TREM2 R47H and R62H variants increase Alzheimer's pathology by altering microglial and neuronal responses

Alzheimer's disease (AD) is a progressive neurodegenerative disorder characterized by amyloid-β (Aβ) plaques and tau tangles, leading to cognitive decline. Microglia, the brain's resident immune cells, play a critical role in AD pathogenesis, influencing Aβ clearance and neuroinflammation. Genetic variants in TREM2 (Triggering Receptor Expressed on Myeloid cells 2) and CD33 are strongly associated with AD risk, with TREM2 variants like R47H and R62H increasing risk, while reduced CD33 expression is protective. Understanding the precise molecular mechanisms by which these genetic factors modulate microglial function and AD pathology is crucial for developing targeted therapies.

Researchers investigated the cellular pathology in human post-mortem brain tissue from individuals with and without AD, focusing on the impact of TREM2 R47H and R62H variants (TREM2var) and heterozygosity for the protective CD33 rs3865444 polymorphism. The study contrasted these genetic profiles to elucidate mechanisms associated with differential AD risks. They employed microglial transcriptomics to analyze gene expression responses to increasing β-amyloid, neuronal transcriptomics to assess cell-specific changes, and bulk tissue proteomics to support observations of adaptive plasticity.

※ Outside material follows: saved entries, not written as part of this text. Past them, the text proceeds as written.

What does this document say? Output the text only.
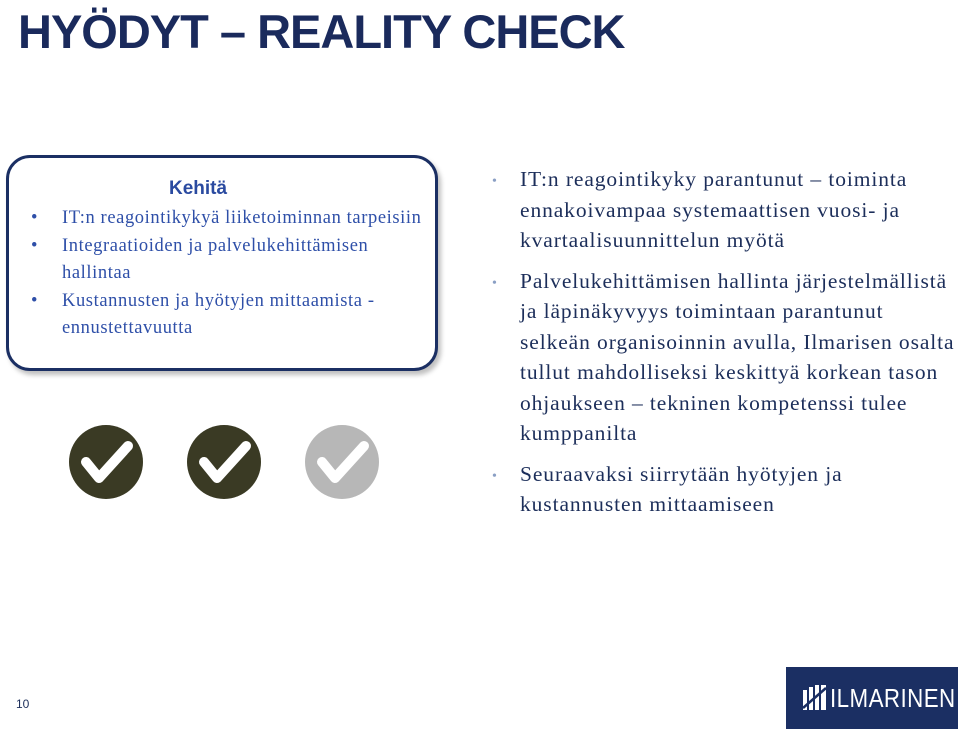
HYÖDYT – REALITY CHECK
Kehitä
• IT:n reagointikykyä liiketoiminnan tarpeisiin
• Integraatioiden ja palvelukehittämisen hallintaa
• Kustannusten ja hyötyjen mittaamista - ennustettavuutta
• IT:n reagointikyky parantunut – toiminta ennakoivampaa systemaattisen vuosi- ja kvartaalisuunnittelun myötä
• Palvelukehittämisen hallinta järjestelmällistä ja läpinäkyvyys toimintaan parantunut selkeän organisoinnin avulla, Ilmarisen osalta tullut mahdolliseksi keskittyä korkean tason ohjaukseen – tekninen kompetenssi tulee kumppanilta
• Seuraavaksi siirrytään hyötyjen ja kustannusten mittaamiseen
10	ILMARINEN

Epistasis between CD33 and TREM2 was evident, as the protective CD33 allele relatively normalized differences in β-amyloid load in TREM2var carriers. Microglial transcriptional responses to increasing β-amyloid were significantly lower for TREM2var compared to common variant (CV) individuals, particularly for R47H. This included a reduction in expression of neuroplasticity pathways in TREM2var.

R62H microglial signatures were distinguished from R47H by upregulation of genes associated with phagocytosis, and from CV by differences in inflammatory gene expression, including those involved in NF-κB signaling. Differential gene expression with increasing β-amyloid also suggested upregulation of β-amyloid production and binding pathways in excitatory neurons in TREM2var heterozygotes. Furthermore, there was lower enrichment for pathways positively adaptive to pathology and expressed in inhibitory neurons from CV samples for both TREM2var. Exploratory bulk tissue proteomics corroborated these findings, showing evidence for adaptive plasticity in response to β-amyloid pathology in CV tissue that was absent in TREM2var, which instead showed increased β-amyloid formation and neuroplasticity changes.